Last year, Marylanders had to buy commercial tax software – like TurboTax or Quicken – to file their state income taxes online. Tax preparation software from companies like Kiplinger or Intuit, which sells TurboTax State, usually costs about $30.
This year, they can file the short forms directly through the Internet for free and forego purchasing software. The forms are available on the comptroller’s Web site, www.comp.state.md.us.
“That has the potential of affecting about 450,000 Marylanders,” Golden said.
“That’s about how many usually file the short form.”
This year, about 13,600 people have filed their 503 and 123 “short forms” through the Internet on their home computers, Golden said. The short forms are the 503, or Maryland Tax Return (Resident Individual) Short Form, and the 123, the Special Refund Request form.
About 70 percent of Marylanders usually file the long form, Golden said. Taxpayers still have to buy software to file the long form online, but it hasn’t seemed to deter them.
About 74,000 have filed the long form, the 502, online at home this year, compared to about 38,000 last year.
“Usually there’s a big surge at the end,” said Golden, but the Web site’s server is equipped to handle a last-minute swarm of online use.
The office also recommends online filing because it reduces the chances of mathematical errors. “The computer does all the computation for you,” Golden said.
Also, online filers who choose to receive their refunds via direct deposit will usually receive them within 48 hours.
Before Marylanders can pay their state income taxes online, however, they must complete their federal income tax forms. The federal forms are not on the comptroller’s Web site, so taxpayers must use other software, like TurboTax or H & R Block, or use the old-fashioned pencil-and-paper method.
However, not everyone is comfortable enough to file taxes electronically without any help.
The IRS and the American Association of Retired Persons collaborated to bring 30,000 Tax-Aide volunteers through the Volunteer Income Tax Assistance/ Tax Counseling for the Elderly program into local communities to help people prepare their income tax returns, including electronic filings, for free.
“The IRS prefers people to e-file,” said Julia Fegley, a Tax-Aide volunteer in one of Maryland’s 115 sites. “That’s the wave of the future.”
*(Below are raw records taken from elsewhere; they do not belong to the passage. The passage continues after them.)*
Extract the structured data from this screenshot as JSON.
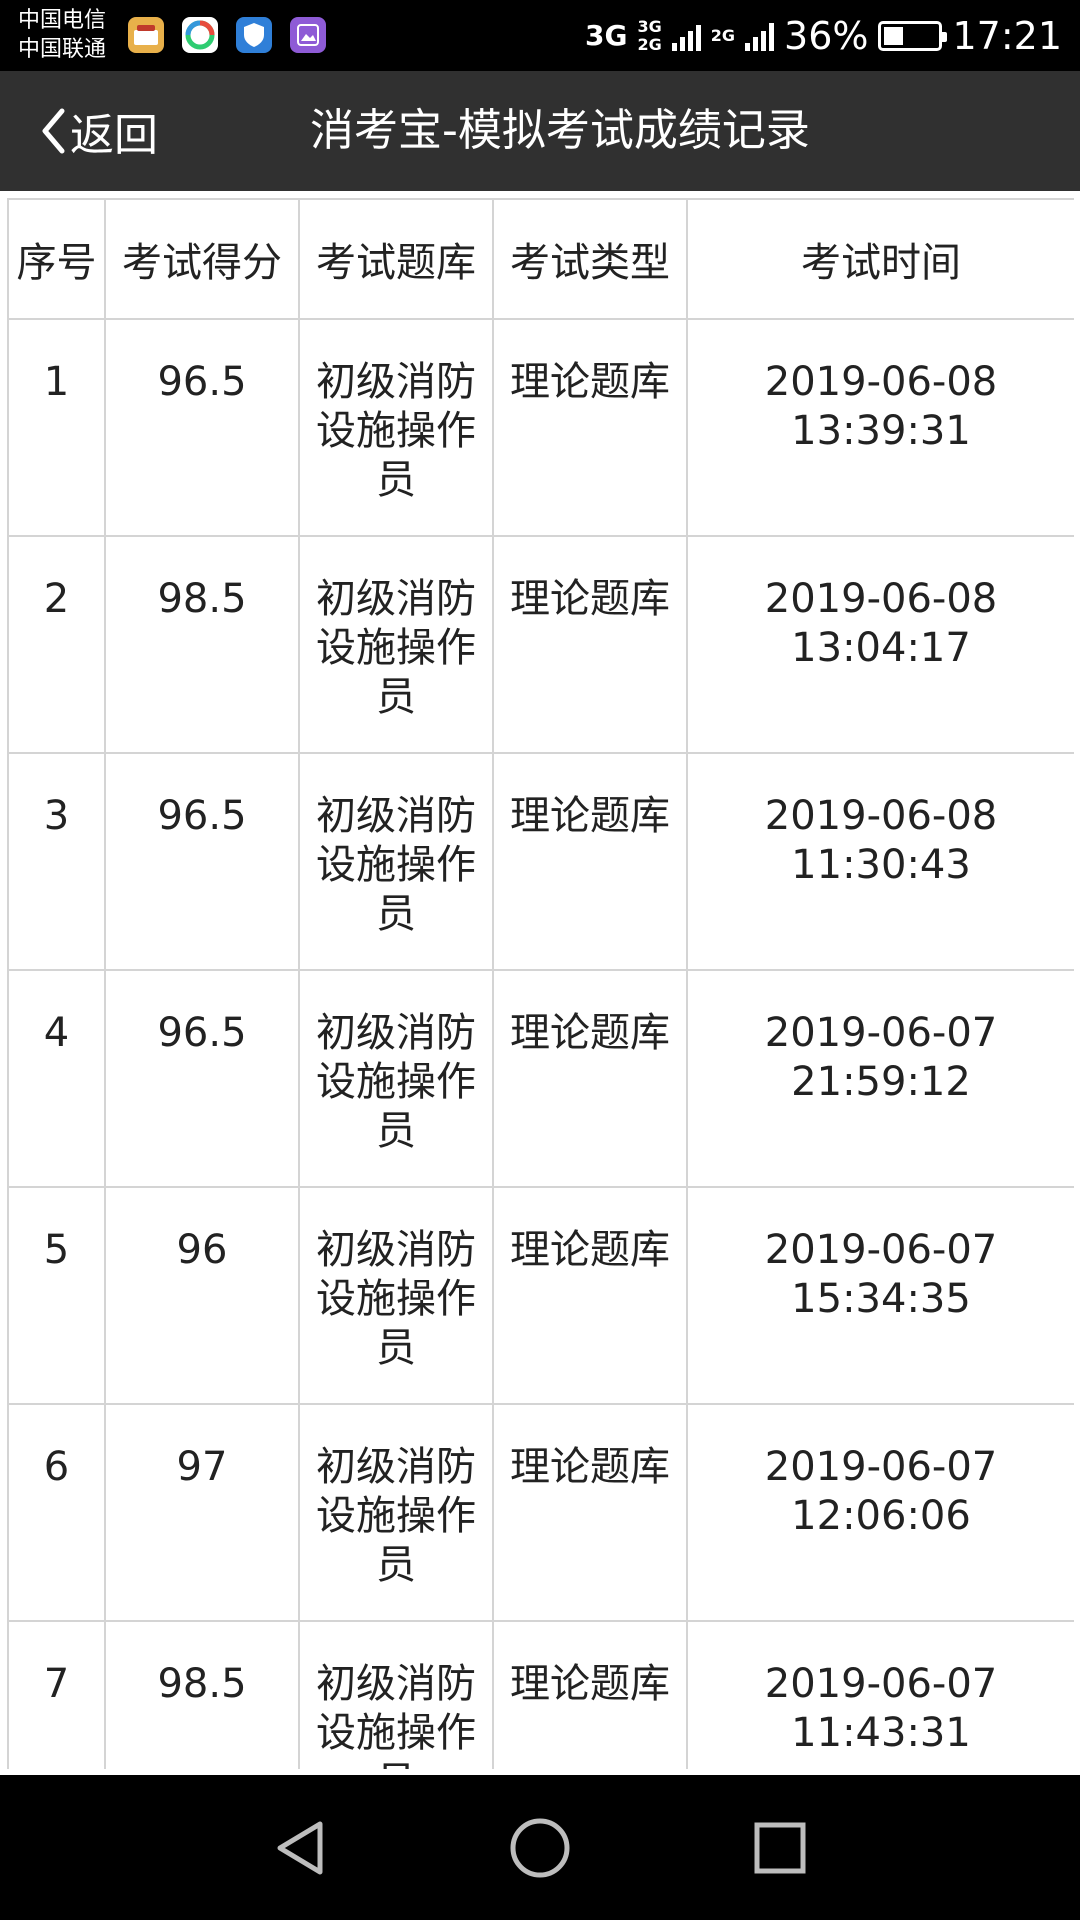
{
  "status_bar": {
    "carrier_1": "中国电信",
    "carrier_2": "中国联通",
    "network_1": "3G",
    "network_2_top": "3G",
    "network_2_bottom": "2G",
    "network_3": "2G",
    "battery_percent": "36%",
    "battery_level": 0.36,
    "time": "17:21"
  },
  "header": {
    "back_label": "返回",
    "title": "消考宝-模拟考试成绩记录"
  },
  "table": {
    "columns": [
      "序号",
      "考试得分",
      "考试题库",
      "考试类型",
      "考试时间"
    ],
    "rows": [
      {
        "no": "1",
        "score": "96.5",
        "bank": "初级消防设施操作员",
        "type": "理论题库",
        "date": "2019-06-08",
        "time": "13:39:31"
      },
      {
        "no": "2",
        "score": "98.5",
        "bank": "初级消防设施操作员",
        "type": "理论题库",
        "date": "2019-06-08",
        "time": "13:04:17"
      },
      {
        "no": "3",
        "score": "96.5",
        "bank": "初级消防设施操作员",
        "type": "理论题库",
        "date": "2019-06-08",
        "time": "11:30:43"
      },
      {
        "no": "4",
        "score": "96.5",
        "bank": "初级消防设施操作员",
        "type": "理论题库",
        "date": "2019-06-07",
        "time": "21:59:12"
      },
      {
        "no": "5",
        "score": "96",
        "bank": "初级消防设施操作员",
        "type": "理论题库",
        "date": "2019-06-07",
        "time": "15:34:35"
      },
      {
        "no": "6",
        "score": "97",
        "bank": "初级消防设施操作员",
        "type": "理论题库",
        "date": "2019-06-07",
        "time": "12:06:06"
      },
      {
        "no": "7",
        "score": "98.5",
        "bank": "初级消防设施操作员",
        "type": "理论题库",
        "date": "2019-06-07",
        "time": "11:43:31"
      }
    ]
  },
  "nav": {
    "icons": [
      "back-triangle-icon",
      "home-circle-icon",
      "recents-square-icon"
    ]
  }
}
The IRS trains a nationwide corps of Tax-Aide volunteers to help with simple federal and state returns.
When a would-be taxpayer arrives at a volunteer site with tax information in hand, the volunteers can prepare the forms using TaxWise software. Then the volunteer transmits the finished form through the Internet.
“It’s ideal for single mothers and for people with simple returns,” Fegley said. “We don’t do complicated returns, and we don’t do business returns.”
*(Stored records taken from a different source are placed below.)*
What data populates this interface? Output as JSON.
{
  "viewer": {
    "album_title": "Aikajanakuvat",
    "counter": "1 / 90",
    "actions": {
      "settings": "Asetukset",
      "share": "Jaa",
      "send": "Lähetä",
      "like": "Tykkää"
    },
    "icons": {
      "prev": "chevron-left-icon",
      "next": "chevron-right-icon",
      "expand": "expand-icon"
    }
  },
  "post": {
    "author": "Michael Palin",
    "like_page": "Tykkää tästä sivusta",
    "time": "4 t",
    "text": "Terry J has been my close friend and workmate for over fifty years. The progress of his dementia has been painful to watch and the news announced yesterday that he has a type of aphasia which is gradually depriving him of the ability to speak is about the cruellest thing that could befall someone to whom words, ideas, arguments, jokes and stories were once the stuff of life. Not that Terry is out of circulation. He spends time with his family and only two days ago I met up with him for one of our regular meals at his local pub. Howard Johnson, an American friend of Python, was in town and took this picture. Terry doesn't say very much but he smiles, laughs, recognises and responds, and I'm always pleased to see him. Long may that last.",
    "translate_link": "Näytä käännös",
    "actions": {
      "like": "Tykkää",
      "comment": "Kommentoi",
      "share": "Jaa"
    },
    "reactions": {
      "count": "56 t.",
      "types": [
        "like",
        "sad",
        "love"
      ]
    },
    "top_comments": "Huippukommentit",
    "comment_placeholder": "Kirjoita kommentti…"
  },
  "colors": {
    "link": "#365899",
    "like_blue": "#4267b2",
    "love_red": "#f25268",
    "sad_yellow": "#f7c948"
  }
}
Volunteers assisted with almost 16,000 state and 16,000 federal returns in Maryland last year, said Jan Cooper, Tax-Aide spokeswoman.
About 9 percent, or 1,538, of the federal filings were electronically filed last year. They don’t track the state electronic filings.
“There’s going to be a significant leap in that number in Maryland this year,” said Cooper, adding the program has obtained more computers and is training more volunteers to use them.
Fegley, who has professional tax service training, volunteers Saturday mornings in Anne Arundel County’s Knights of Pythias. On an average Saturday, she might prepare five or six returns on her IRS-provided laptop computer, and she will electronically file about half of those. She has seen a range of people, including single parents and couples with multiple jobs.
“It’s offered because it is difficult for a person who is not experienced with the tax law to understand all the implications,” Fegley said. “And (some) people are afraid of doing their own taxes.”